Yes, I'm still attracted to articles. At heart I prefer the open-sourcing of cube knowledge, but it's hard to invest significant time when all time is regarded as money. They will almost definitely be present in some form regardless of what I end up doing.

I may end up re-balancing niche : populist content, we'll see. Expect a PM in a month or two!



Yes We Can! said:


> You lost 100,000 words? I don't even know where to begin my condolences.



Fortunately, only half that much - I should have specified. It's still icky to dwell on.



Yes We Can! said:


> It does sound like you're not as interested in the anecdotal, chronicling side of cubing as the analytical. But I have to say that it's precisely the human-interest aspect in Ian's book that made it interesting to me (and attracts most of its readers, I would guess). Your project seems far more esoteric, and I worry that this would severely limit your readership. Though maybe this is something that all depends on things like tone, jargon, paragraph length, sentence length, etc. Depends -- would you be going for something like philosophical or criticism-style prose? Or rather something more informal (without dumbing it down)? The latter would certainly get you more readers.
> 
> As for publishing, I think self-publishing might be the way to go. You could get a small amount of print copies made, maybe through Createspace or something, and then also sell it as an e-book that's much cheaper than the print. Either way, I'd imagine a lot of promotion would be needed to get cubers interested. Ian published with a Simon & Schuster imprint, so, in terms of publicity, this would be a totally different calibre, with much more one-man work necessary.
> 
> But yes, in general, I'm intrigued.



Thank you, I wanted to think about this post for a while before responding. I will read Ian's book. I'd also love to read anything you'd have to write on cubing topics, it would be a pleasure. The project comes from a desire to pin down day-dreams of my own.
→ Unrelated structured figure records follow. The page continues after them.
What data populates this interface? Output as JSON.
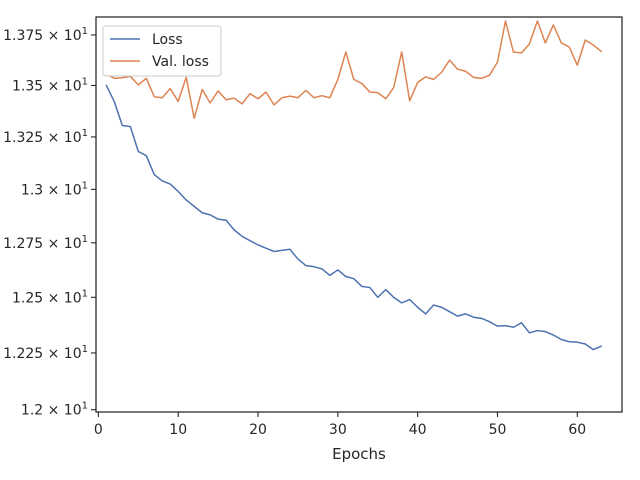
{
  "chart_data": {
    "type": "line",
    "title": "",
    "xlabel": "Epochs",
    "ylabel": "",
    "xlim": [
      -0.3,
      65.6
    ],
    "ylim": [
      11.99,
      13.84
    ],
    "y_scale": "log",
    "grid": false,
    "legend_position": "top-left",
    "x_ticks": [
      0,
      10,
      20,
      30,
      40,
      50,
      60
    ],
    "x_tick_labels": [
      "0",
      "10",
      "20",
      "30",
      "40",
      "50",
      "60"
    ],
    "y_ticks": [
      12.0,
      12.25,
      12.5,
      12.75,
      13.0,
      13.25,
      13.5,
      13.75
    ],
    "y_tick_mantissas": [
      "1.2",
      "1.225",
      "1.25",
      "1.275",
      "1.3",
      "1.325",
      "1.35",
      "1.375"
    ],
    "y_tick_base": "10",
    "y_tick_exponent": "1",
    "series": [
      {
        "name": "Loss",
        "color": "#4c72b0",
        "x": [
          1,
          2,
          3,
          4,
          5,
          6,
          7,
          8,
          9,
          10,
          11,
          12,
          13,
          14,
          15,
          16,
          17,
          18,
          19,
          20,
          21,
          22,
          23,
          24,
          25,
          26,
          27,
          28,
          29,
          30,
          31,
          32,
          33,
          34,
          35,
          36,
          37,
          38,
          39,
          40,
          41,
          42,
          43,
          44,
          45,
          46,
          47,
          48,
          49,
          50,
          51,
          52,
          53,
          54,
          55,
          56,
          57,
          58,
          59,
          60,
          61,
          62,
          63
        ],
        "values": [
          13.5,
          13.42,
          13.305,
          13.3,
          13.18,
          13.16,
          13.07,
          13.04,
          13.025,
          12.99,
          12.95,
          12.92,
          12.89,
          12.88,
          12.86,
          12.855,
          12.81,
          12.78,
          12.76,
          12.74,
          12.725,
          12.71,
          12.715,
          12.72,
          12.675,
          12.645,
          12.64,
          12.63,
          12.6,
          12.625,
          12.595,
          12.585,
          12.55,
          12.545,
          12.5,
          12.535,
          12.5,
          12.475,
          12.49,
          12.455,
          12.425,
          12.465,
          12.455,
          12.435,
          12.415,
          12.425,
          12.41,
          12.405,
          12.39,
          12.37,
          12.372,
          12.365,
          12.385,
          12.34,
          12.35,
          12.345,
          12.33,
          12.31,
          12.3,
          12.298,
          12.29,
          12.265,
          12.28
        ]
      },
      {
        "name": "Val. loss",
        "color": "#dd8452",
        "x": [
          1,
          2,
          3,
          4,
          5,
          6,
          7,
          8,
          9,
          10,
          11,
          12,
          13,
          14,
          15,
          16,
          17,
          18,
          19,
          20,
          21,
          22,
          23,
          24,
          25,
          26,
          27,
          28,
          29,
          30,
          31,
          32,
          33,
          34,
          35,
          36,
          37,
          38,
          39,
          40,
          41,
          42,
          43,
          44,
          45,
          46,
          47,
          48,
          49,
          50,
          51,
          52,
          53,
          54,
          55,
          56,
          57,
          58,
          59,
          60,
          61,
          62,
          63
        ],
        "values": [
          13.555,
          13.535,
          13.538,
          13.545,
          13.503,
          13.535,
          13.445,
          13.44,
          13.485,
          13.422,
          13.54,
          13.34,
          13.48,
          13.415,
          13.473,
          13.43,
          13.438,
          13.41,
          13.46,
          13.435,
          13.468,
          13.405,
          13.44,
          13.448,
          13.44,
          13.476,
          13.44,
          13.45,
          13.44,
          13.53,
          13.665,
          13.53,
          13.51,
          13.468,
          13.465,
          13.435,
          13.49,
          13.665,
          13.425,
          13.515,
          13.542,
          13.53,
          13.565,
          13.625,
          13.58,
          13.57,
          13.54,
          13.535,
          13.55,
          13.615,
          13.82,
          13.665,
          13.66,
          13.705,
          13.82,
          13.71,
          13.8,
          13.71,
          13.69,
          13.6,
          13.725,
          13.7,
          13.668
        ]
      }
    ]
  }
}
I am not as interested in the history, no, except as a mode to support academic/philosophical notions or connections. I'm not geared towards those inter-personal aspects as a writer, as much as I enjoy reading them. My competitions/yr stat may have something to do with this.

I have a proclivity for philosophical and esoteric topics, and I am much more comfortable thinking and writing in this way before editing with simplicity in mind. The niche-constraints you (and @efattah) mentioned may imply % limits for these topics in the project. I would like to make these things accessible to a casual reader, in a limited extent. Createspace is a good shout, I'll set about investigating concrete options.

.
In general, thanks for the kind words and interest so far. It's invigorating. Excellent points raised too. While it is unfortunate that I lost a lot of work, I'm lucky to have such a supportive bunch.


----------



## JChandlerKim (May 13, 2017)

From what I can gather, I think you would be capable of writing the GED of cubing - now _that's_ a book I'd pay good money for!

(Even the way Hofstadter had to basically invent new typesetting methods in order to get onto the page what he intended reminds me a little of your efforts...!)

(I also agree with most of what Cornelius has to say.)


----------



## dboeren (Jun 11, 2017)

I'd buy a copy, but I also hope that there will someday be some good books covering non-CFOP methods.


----------



## bobthegiraffemonkey (Jun 11, 2017)

Not sure what to vote. On one hand I don't care much about about getting world-class times, on the other hand your posts are usually epic. Would probably add it to my to-buy list since I'm behind on reading books these days.


----------